Guardrails
Autonomous loops need safety floors. Sentigent enforces data-driven YAML guardrail packs on every lap — before any step executes. Opt-in, versioned in git, reviewable by anyone on the team.
The problem
A loop that can drive 15 steps autonomously can also autonomously drop a production table, force-push to main, or write secrets to a public file — if nothing is in the way. Static rules hardcoded into the loop itself are brittle: they can't be updated without a code change, they're invisible to teammates, and they don't compose across teams.
Sentigent separates the safety policy from the loop engine. Guardrail packs are plain YAML files checked into your repo — readable, diffable, and enforced identically on every lap of every loop that loads the pack.
How it works
At the start of each lap the loop driver loads all active guardrail packs and evaluates the pending step against every rule. If any rule matches:
- block — the step is refused; the loop records the violation and halts the lap.
- approve — the step is paused; a human sign-off is required before execution continues.
- warn — the step proceeds, but the violation is logged to the receipt and flagged in the FAP output.
No rule match means the loop proceeds normally. The guardrail evaluation happens before
the claude -p
subprocess is spawned for that step — the policy floor is inviolable.
Pack format
# Sentigent guardrail pack
# Versioned in git. Loaded per-lap by the loop driver.
# action: block | approve | warn
# severity: critical | high | medium | low
rules:
- id: irreversible-recursive-delete
description: "rm -rf / rm -fr — cannot be undone"
match: "rm -rf|rm -fr"
scope: bash
action: block
severity: critical
- id: production-deploy
description: "Deploy to prod — requires human sign-off"
match: "kubectl apply|deploy --prod|fly deploy --remote-only"
scope: bash
action: approve
severity: high
- id: force-push
description: "git push --force — rewrites shared history"
match: "push --force|push -f"
scope: bash
action: block
severity: critical
- id: secrets-write
description: "Writing to secrets / credentials files"
match: "\\.env|credentials|secrets\\.json|\\.pem|\\.key"
scope: write
action: warn
severity: high
- id: drop-table
description: "Destructive DDL on production database"

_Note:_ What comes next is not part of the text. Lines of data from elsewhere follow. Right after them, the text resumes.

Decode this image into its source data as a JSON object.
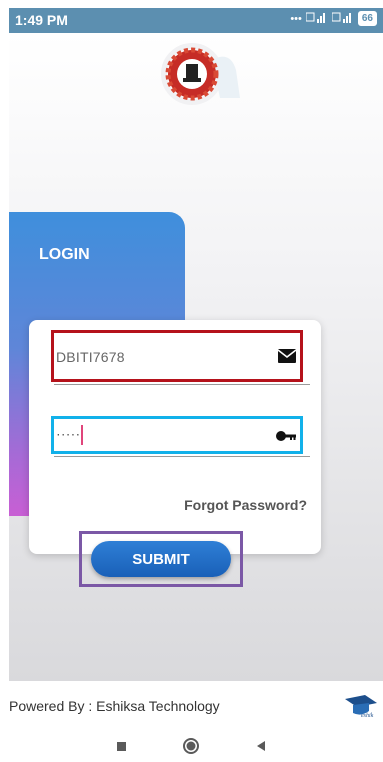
{
  "status_bar": {
    "time": "1:49 PM",
    "icons": [
      "dots-icon",
      "volte-icon",
      "signal-icon",
      "volte2-icon",
      "4g-signal-icon"
    ],
    "battery": "66"
  },
  "login": {
    "title": "LOGIN",
    "username_value": "DBITI7678",
    "password_value": "·····",
    "forgot_label": "Forgot Password?",
    "submit_label": "SUBMIT"
  },
  "footer": {
    "powered_by": "Powered By : Eshiksa Technology",
    "footer_logo_text": "eshik"
  },
  "colors": {
    "status_bar": "#5c8fb0",
    "username_highlight": "#b5121b",
    "password_highlight": "#11b1ea",
    "submit_highlight": "#7b58a6",
    "submit_button": "#1960b8"
  }
}
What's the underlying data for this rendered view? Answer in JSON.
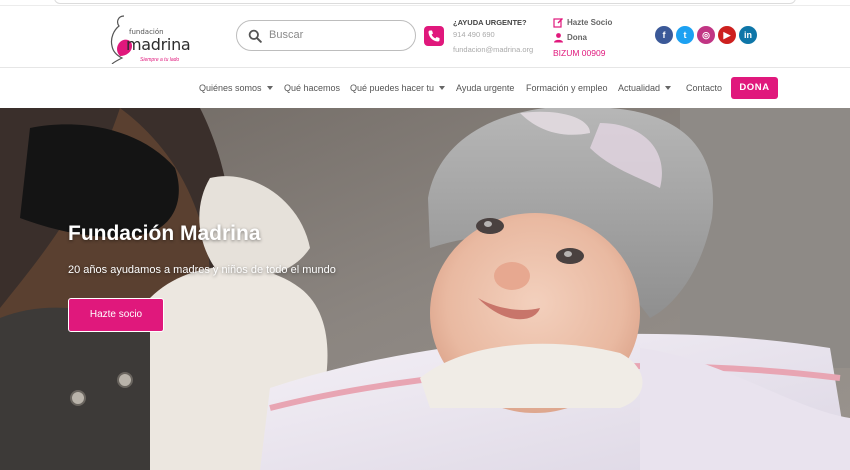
{
  "logo": {
    "small_text": "fundación",
    "name": "madrina",
    "tagline": "Siempre a tu lado"
  },
  "search": {
    "placeholder": "Buscar"
  },
  "urgent": {
    "title": "¿AYUDA URGENTE?",
    "phone": "914 490 690",
    "email": "fundacion@madrina.org"
  },
  "quick_links": {
    "hazte_socio": "Hazte Socio",
    "dona": "Dona",
    "bizum": "BIZUM 00909"
  },
  "socials": [
    {
      "name": "facebook-icon",
      "glyph": "f",
      "color": "#3b5998"
    },
    {
      "name": "twitter-icon",
      "glyph": "t",
      "color": "#1da1f2"
    },
    {
      "name": "instagram-icon",
      "glyph": "◎",
      "color": "#c13584"
    },
    {
      "name": "youtube-icon",
      "glyph": "▶",
      "color": "#cd201f"
    },
    {
      "name": "linkedin-icon",
      "glyph": "in",
      "color": "#0e76a8"
    }
  ],
  "nav": {
    "items": [
      {
        "label": "Quiénes somos",
        "dropdown": true
      },
      {
        "label": "Qué hacemos",
        "dropdown": false
      },
      {
        "label": "Qué puedes hacer tu",
        "dropdown": true
      },
      {
        "label": "Ayuda urgente",
        "dropdown": false
      },
      {
        "label": "Formación y empleo",
        "dropdown": false
      },
      {
        "label": "Actualidad",
        "dropdown": true
      },
      {
        "label": "Contacto",
        "dropdown": false
      }
    ],
    "cta": "DONA"
  },
  "hero": {
    "title": "Fundación Madrina",
    "subtitle": "20 años ayudamos a madres y niños de todo el mundo",
    "button": "Hazte socio"
  },
  "colors": {
    "accent": "#e0187c",
    "text": "#555555"
  }
}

match: "DROP TABLE|TRUNCATE TABLE|DROP DATABASE"
scope: bash
action: block
severity: critical
Rule fields
| Field | Type | Description |
|---|---|---|
id |
string | Unique rule identifier. Used in violation logs and the FAP receipt. |
description |
string | Human-readable explanation shown when the rule fires. |
match |
regex | Pattern matched against the step's command or file path, depending on scope. |
scope |
bash | write | any | Which step types to evaluate. any matches all. |
action |
block | approve | warn | What happens when the rule matches. |
severity |
critical | high | medium | low | Shown in the receipt and violation log. Does not change enforcement — block always blocks. |
Actions in detail
Step is refused immediately. The loop records the violation, skips the step, and either
halts the lap or moves to the next step depending on on_block
loop config. No claude -p subprocess is spawned.
Loop pauses and writes an approval request to the receipt. Execution resumes only after
a human confirms via loop_driver approve <step_id>.

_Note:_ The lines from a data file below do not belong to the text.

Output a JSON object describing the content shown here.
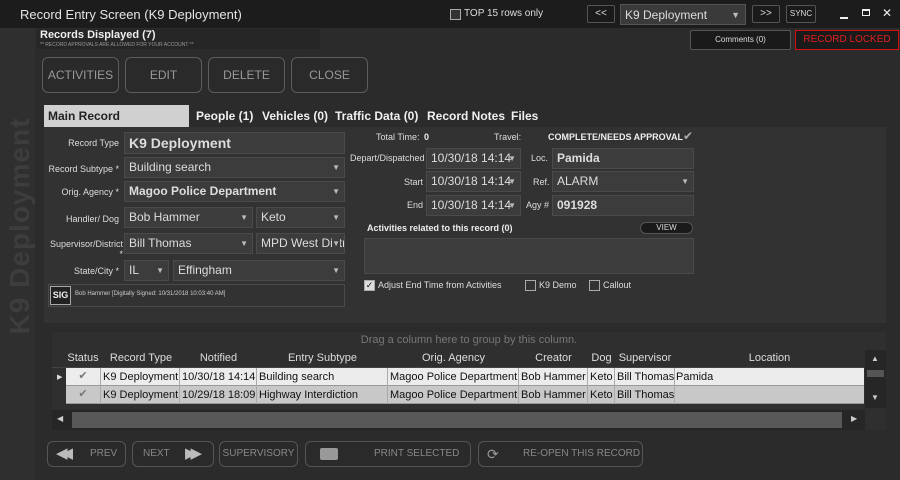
{
  "window": {
    "title": "Record Entry Screen (K9 Deployment)"
  },
  "top": {
    "top15_label": "TOP 15 rows only",
    "prev_label": "<<",
    "record_select": "K9 Deployment",
    "next_label": ">>",
    "sync_label": "SYNC"
  },
  "info": {
    "records_displayed": "Records Displayed (7)",
    "approvals_note": "** RECORD APPROVALS ARE ALLOWED FOR YOUR ACCOUNT **",
    "comments_label": "Comments (0)",
    "locked_label": "RECORD LOCKED"
  },
  "sidebar": {
    "text": "K9 Deployment"
  },
  "actions": [
    "ACTIVITIES",
    "EDIT",
    "DELETE",
    "CLOSE"
  ],
  "tabs": [
    "Main Record Information",
    "People (1)",
    "Vehicles (0)",
    "Traffic Data (0)",
    "Record Notes",
    "Files"
  ],
  "form": {
    "record_type_label": "Record Type",
    "record_type": "K9 Deployment",
    "subtype_label": "Record Subtype *",
    "subtype": "Building search",
    "agency_label": "Orig. Agency *",
    "agency": "Magoo Police Department",
    "handler_label": "Handler/ Dog",
    "handler": "Bob Hammer",
    "dog": "Keto",
    "supervisor_label": "Supervisor/District *",
    "supervisor": "Bill Thomas",
    "district": "MPD West Distri",
    "state_label": "State/City *",
    "state": "IL",
    "city": "Effingham",
    "sig_label": "SIG",
    "sig_text": "Bob Hammer [Digitally Signed: 10/31/2018 10:03:40 AM]",
    "total_time_label": "Total Time:",
    "total_time": "0",
    "travel_label": "Travel:",
    "status": "COMPLETE/NEEDS APPROVAL",
    "depart_label": "Depart/Dispatched",
    "depart": "10/30/18 14:14",
    "start_label": "Start",
    "start": "10/30/18 14:14",
    "end_label": "End",
    "end": "10/30/18 14:14",
    "loc_label": "Loc.",
    "loc": "Pamida",
    "ref_label": "Ref.",
    "ref": "ALARM",
    "agy_label": "Agy #",
    "agy": "091928",
    "activities_label": "Activities related to this record (0)",
    "view_label": "VIEW",
    "adjust_label": "Adjust End Time from Activities",
    "k9demo_label": "K9 Demo",
    "callout_label": "Callout"
  },
  "grid": {
    "group_hint": "Drag a column here to group by this column.",
    "columns": [
      "Status",
      "Record Type",
      "Notified",
      "Entry Subtype",
      "Orig. Agency",
      "Creator",
      "Dog",
      "Supervisor",
      "Location"
    ],
    "rows": [
      [
        "✔",
        "K9 Deployment",
        "10/30/18 14:14",
        "Building search",
        "Magoo Police Department",
        "Bob Hammer",
        "Keto",
        "Bill Thomas",
        "Pamida"
      ],
      [
        "✔",
        "K9 Deployment",
        "10/29/18 18:09",
        "Highway Interdiction",
        "Magoo Police Department",
        "Bob Hammer",
        "Keto",
        "Bill Thomas",
        ""
      ]
    ]
  },
  "bottom": {
    "prev": "PREV",
    "next": "NEXT",
    "supervisory": "SUPERVISORY",
    "print": "PRINT SELECTED",
    "reopen": "RE-OPEN THIS RECORD"
  }
}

FAP is not penalised — the ask is attributed to a guardrail, not a blocker.
Step proceeds. The violation is logged with timestamp to the receipt and flagged in the FAP output. Useful for visibility without halting fast-moving loops.
Loading a pack
Packs are loaded automatically from guardrails/ in your project root.
You can also specify a pack explicitly:
# drive with a specific guardrail pack
python -m sentigent.operator.loop_driver drive <loop_id> \
--execute \
--guardrails guardrails/default.yaml
# drive with multiple packs (all rules are merged)

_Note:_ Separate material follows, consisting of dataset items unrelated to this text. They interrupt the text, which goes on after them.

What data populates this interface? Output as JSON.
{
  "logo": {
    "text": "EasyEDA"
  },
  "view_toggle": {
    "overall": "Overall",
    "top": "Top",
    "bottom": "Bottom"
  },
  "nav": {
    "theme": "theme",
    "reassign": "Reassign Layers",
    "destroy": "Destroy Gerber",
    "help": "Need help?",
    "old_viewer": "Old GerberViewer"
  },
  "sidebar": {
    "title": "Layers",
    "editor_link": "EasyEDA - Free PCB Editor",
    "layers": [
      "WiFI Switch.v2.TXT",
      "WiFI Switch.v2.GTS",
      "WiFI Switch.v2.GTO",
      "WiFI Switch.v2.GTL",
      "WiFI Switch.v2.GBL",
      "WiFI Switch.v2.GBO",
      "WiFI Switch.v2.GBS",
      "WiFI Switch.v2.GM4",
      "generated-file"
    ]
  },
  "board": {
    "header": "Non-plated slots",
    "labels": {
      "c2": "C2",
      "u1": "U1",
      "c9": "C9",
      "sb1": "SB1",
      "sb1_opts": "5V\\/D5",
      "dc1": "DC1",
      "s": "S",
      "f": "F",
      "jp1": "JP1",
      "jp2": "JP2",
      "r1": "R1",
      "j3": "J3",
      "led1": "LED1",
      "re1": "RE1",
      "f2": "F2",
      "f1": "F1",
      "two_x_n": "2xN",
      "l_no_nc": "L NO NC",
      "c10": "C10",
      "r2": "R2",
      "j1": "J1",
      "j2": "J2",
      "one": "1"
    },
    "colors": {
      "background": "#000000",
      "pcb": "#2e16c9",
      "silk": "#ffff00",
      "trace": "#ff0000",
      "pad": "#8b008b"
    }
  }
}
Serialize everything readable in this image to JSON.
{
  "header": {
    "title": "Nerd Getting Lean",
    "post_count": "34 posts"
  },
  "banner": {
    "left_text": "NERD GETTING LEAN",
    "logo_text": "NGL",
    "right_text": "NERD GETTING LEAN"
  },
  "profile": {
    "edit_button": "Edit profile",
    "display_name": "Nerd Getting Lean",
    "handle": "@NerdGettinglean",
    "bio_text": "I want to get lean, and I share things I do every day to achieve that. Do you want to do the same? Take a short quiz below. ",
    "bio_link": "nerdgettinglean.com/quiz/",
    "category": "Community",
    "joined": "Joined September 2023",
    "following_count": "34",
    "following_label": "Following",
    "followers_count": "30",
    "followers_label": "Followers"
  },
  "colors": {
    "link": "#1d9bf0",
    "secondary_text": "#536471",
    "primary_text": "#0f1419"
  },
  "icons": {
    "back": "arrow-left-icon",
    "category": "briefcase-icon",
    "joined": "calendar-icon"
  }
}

python -m sentigent.operator.loop_driver drive <loop_id> \
--execute \
--guardrails guardrails/default.yaml guardrails/prod-safety.yaml
Writing your own pack
Copy guardrails/default.yaml
and adjust to your org's invariants. Commit the file. Every engineer and every loop in the repo
now uses the same safety floor — no coordination overhead, no per-developer drift.
Good candidates for custom rules: internal deploy commands, protected branch patterns, sensitive file paths specific to your stack, compliance-required approval gates.
Relationship to learned judgment
Guardrails and the CloneResolver (learned push-vs-ask) operate at different layers.
The guardrail pack is evaluated first, before the learned judgment. A block
rule cannot be overridden by a high-confidence CloneResolver decision — the safety floor is
inviolable. The learned judgment only operates on steps that cleared the guardrail gate.